Equity analyst Shaun Ler said the two bids demonstrate Insignia is undervalued, particularly in light of future plans announced at the firm’s Investor Strategy Day last year.

Ler said: “The proposal vindicates our view that Insignia was undervalued, and that its earnings outlook is brighter versus its 2023–24 levels. The firm is recovering from past headwinds that hurt its ability to attract and retain client assets and improve profitability. These include the Hayne royal commission in 2018 and sharp rate rises of 2022–23. 

“Margin expansion prospects are improving, driven by restructuring initiatives such as migrating client funds to more efficient platforms, reducing nonessential costs, and an expected recovery in fund flows from cyclical lows.”

Fair value for the firm’s shares, it said, would be $3.95 regardless of whether it remained standalone or was acquired compared to $1.35 for AMP, which is currently trading at $1.64.

The firm’s five-year plans include changes to cut cost, increase scale and increase client numbers and revenue per adviser by 2030.

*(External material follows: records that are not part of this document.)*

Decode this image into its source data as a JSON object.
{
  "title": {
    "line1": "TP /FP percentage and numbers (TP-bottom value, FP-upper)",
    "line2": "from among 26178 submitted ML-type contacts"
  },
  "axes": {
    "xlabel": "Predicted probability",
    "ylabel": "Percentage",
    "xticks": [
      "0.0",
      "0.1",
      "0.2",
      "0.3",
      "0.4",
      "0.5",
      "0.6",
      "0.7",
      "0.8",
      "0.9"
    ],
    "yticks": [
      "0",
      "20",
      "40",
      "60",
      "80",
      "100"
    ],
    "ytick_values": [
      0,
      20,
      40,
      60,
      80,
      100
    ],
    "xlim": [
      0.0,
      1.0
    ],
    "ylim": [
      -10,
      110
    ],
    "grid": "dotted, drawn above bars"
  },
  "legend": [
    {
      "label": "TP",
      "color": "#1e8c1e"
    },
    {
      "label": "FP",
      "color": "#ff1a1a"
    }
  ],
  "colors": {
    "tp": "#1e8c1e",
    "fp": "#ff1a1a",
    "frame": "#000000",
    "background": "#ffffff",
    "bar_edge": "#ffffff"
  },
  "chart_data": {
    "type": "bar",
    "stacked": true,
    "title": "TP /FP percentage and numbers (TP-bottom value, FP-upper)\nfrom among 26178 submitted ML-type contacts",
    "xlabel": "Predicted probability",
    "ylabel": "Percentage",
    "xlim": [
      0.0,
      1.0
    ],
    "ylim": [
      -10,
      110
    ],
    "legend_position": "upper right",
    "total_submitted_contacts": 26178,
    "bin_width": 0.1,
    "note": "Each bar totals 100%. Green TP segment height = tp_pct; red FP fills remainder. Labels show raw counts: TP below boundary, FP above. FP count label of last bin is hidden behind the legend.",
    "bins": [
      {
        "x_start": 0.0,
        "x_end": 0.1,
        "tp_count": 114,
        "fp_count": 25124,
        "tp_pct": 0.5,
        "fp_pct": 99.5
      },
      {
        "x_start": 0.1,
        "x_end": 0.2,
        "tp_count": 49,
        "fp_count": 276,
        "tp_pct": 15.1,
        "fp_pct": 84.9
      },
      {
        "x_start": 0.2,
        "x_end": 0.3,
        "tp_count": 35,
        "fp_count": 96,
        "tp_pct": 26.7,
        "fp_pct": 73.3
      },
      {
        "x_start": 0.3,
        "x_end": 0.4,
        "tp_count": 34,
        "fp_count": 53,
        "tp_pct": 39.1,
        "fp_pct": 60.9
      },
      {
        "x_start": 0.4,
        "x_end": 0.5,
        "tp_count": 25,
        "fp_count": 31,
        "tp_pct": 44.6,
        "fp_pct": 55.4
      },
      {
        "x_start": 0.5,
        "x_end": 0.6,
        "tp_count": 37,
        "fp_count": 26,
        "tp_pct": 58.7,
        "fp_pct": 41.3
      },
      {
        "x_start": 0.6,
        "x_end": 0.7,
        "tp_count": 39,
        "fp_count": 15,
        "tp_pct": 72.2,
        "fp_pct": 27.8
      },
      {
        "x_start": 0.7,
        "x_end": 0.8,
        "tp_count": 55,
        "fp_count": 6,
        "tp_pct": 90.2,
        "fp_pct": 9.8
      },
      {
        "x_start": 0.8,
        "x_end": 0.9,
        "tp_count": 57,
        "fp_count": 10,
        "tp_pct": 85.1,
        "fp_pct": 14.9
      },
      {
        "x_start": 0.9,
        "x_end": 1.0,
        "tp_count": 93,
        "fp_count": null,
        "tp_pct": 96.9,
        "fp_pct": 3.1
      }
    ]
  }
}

It currently has 110 advisers at Shadforth and 90 at Bridges, having divested self-employed advisers at RI Advice and Consultum ones into Rhombus Advisory in July. During FY24, the advice division achieved $150 million in revenue and has $23 billion in funds under advice across 18,000 client families.

Regarding clients per adviser, Insignia’s salaried advisers currently service 100 clients each and there is an opportunity to increase this to 115–125 by FY28 and as high as 140 by FY30, a 40 per cent increase in client numbers.

Moving onto revenue per adviser, advisers currently report $0.8 million in revenue per adviser and the licensee expects this to increase to $1–1.1 million in FY28 and to $1.1–1.3 million in FY30, a 62 per cent increase. 

This revenue increase will be driven by accelerated organic growth via referrals, marketing and new propositions rather than enacting inorganic growth and acquisitions that it might have done in the past. It also wants to grow the number of advisers and reprice its advice book.

Ler said: “Insignia’s board is reviewing the proposal to decide on engaging with CC Capital or not, likely weighing up the upside from stronger earnings against execution and market-related risks. On the one hand, Insignia’s earnings momentum is improving, marked by ongoing cost reductions and recovering product flows. On the other, the firm faces several execution risks.

“These execution risks include required transformation investments, a potential increase in remediation payments, and competitive pressures from faster-growing platforms like Netwealth and HUB24.”